With the backdrop of such catalyzing factors, both external and internal, it is no surprise that 26% of workers say they are planning to leave their job after the pandemic (according to a survey conducted in April 2021). Many are looking for improved workplace flexibility, such as a hybrid model allowing for remote work either part or most of the time, and/or to take advantage of new professional opportunities.
Over the last decade, the trend of talent migration has continued to increase. More than one in ten has either downsized, cashed out of a high-overhead lifestyle to a simpler one, or taken lower-paying jobs with greater satisfaction. Stress-related disease and fatigue is the number one cause of absenteeism in industrial countries. One in four will experience clinical symptoms of anxiety next year or become clinically depressed. More and more are feeling burned out, bored, or disillusioned with the old models of doing business.
In a 2018 poll of over 2600 respondents in the IT sector, 60% stated a preference for a relaxed yet lower-paying job over a stressful but higher-paying job, while only 30% said they would prefer the reverse.
Another 2018 survey found that 7 out of 10 professionals would choose a positive work environment and culture over high pay and would even refuse a position at a top company if they had to “endure a bad office environment” – one where they don’t feel they can be themselves or are able to maintain a healthy work-life balance. According to a Fidelity report, today’s “Millennials are willing to take a $7,600 pay cut on average for better ‘quality of life’ at work.”
This is the reason many have turned to lower-paying jobs with an ethics-based mission or goal focused on making a difference and healing the planet. By putting purpose over profit, we keep ourselves engaged in our mission and connected to our common humanity.
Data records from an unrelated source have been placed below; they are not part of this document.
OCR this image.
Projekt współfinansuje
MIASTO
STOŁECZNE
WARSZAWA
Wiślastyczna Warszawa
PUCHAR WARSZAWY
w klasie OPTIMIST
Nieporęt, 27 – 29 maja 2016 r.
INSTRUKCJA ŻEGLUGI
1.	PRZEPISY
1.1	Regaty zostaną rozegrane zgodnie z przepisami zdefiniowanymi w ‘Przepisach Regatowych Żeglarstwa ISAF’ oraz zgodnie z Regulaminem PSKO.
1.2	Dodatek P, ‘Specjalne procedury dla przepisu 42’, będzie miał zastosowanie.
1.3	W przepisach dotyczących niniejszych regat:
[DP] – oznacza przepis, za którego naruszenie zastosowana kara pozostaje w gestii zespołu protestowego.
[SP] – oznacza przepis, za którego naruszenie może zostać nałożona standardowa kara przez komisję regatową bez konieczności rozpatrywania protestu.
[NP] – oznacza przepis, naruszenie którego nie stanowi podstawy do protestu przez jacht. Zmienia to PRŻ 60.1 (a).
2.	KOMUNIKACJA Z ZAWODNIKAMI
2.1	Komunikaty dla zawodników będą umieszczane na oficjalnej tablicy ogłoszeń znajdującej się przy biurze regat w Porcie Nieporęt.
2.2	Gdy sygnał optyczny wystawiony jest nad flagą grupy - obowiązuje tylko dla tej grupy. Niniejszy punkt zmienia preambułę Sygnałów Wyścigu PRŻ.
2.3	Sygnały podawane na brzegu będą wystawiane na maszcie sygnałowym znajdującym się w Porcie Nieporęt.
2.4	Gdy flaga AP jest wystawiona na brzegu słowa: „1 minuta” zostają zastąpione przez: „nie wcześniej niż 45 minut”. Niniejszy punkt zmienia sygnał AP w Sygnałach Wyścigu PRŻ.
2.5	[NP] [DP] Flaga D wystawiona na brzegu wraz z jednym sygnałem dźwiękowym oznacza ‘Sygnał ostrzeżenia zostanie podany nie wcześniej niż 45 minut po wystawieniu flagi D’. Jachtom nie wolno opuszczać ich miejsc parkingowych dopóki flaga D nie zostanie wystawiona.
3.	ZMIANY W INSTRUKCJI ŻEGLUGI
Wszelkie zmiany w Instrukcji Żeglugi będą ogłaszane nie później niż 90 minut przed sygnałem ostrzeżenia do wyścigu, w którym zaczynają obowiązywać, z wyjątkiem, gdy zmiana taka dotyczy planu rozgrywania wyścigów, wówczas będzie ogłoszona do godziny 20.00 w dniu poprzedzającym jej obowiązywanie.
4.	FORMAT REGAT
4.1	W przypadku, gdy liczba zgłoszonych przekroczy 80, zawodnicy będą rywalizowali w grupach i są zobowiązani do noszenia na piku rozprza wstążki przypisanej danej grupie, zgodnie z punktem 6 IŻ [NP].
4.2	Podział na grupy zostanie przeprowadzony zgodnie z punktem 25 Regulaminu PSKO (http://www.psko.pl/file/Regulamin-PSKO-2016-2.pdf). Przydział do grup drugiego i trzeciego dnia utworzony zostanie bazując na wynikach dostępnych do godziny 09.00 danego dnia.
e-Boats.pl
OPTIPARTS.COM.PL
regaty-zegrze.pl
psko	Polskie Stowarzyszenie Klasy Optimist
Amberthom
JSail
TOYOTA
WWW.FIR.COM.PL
In our increasingly automated world, we face the risk of becoming automatons ourselves—many of us don’t want to live like machines anymore. Having lost connection with our inner life and nature, we are like Stepford Wives and Husbands (depicted in the 1972 film based on Ira Levin’s novel) walking through our well-manicured lives, lives that didn’t prepare us for the upheaval and uncertainty of the recent economic crisis and the jarring, discontinuous chaos we experience on a daily basis. Now we must reconcile the old facts of a bygone age with the realities of life in the new millennium.
The good news is, you can leverage such times of flux and uncertainty to your advantage. The world needs our experience, passion, and vision – together we can develop new ways to support the needs of the planet and carry them out while attending to the needs of our soul.
The time is now to shake off the dust of the past and move out from its spell of stagnant, sleepy drudgery. Something deep within is speaking. Listen. It is the still small voice of your evolutionary self, asking you to reach for your greatness.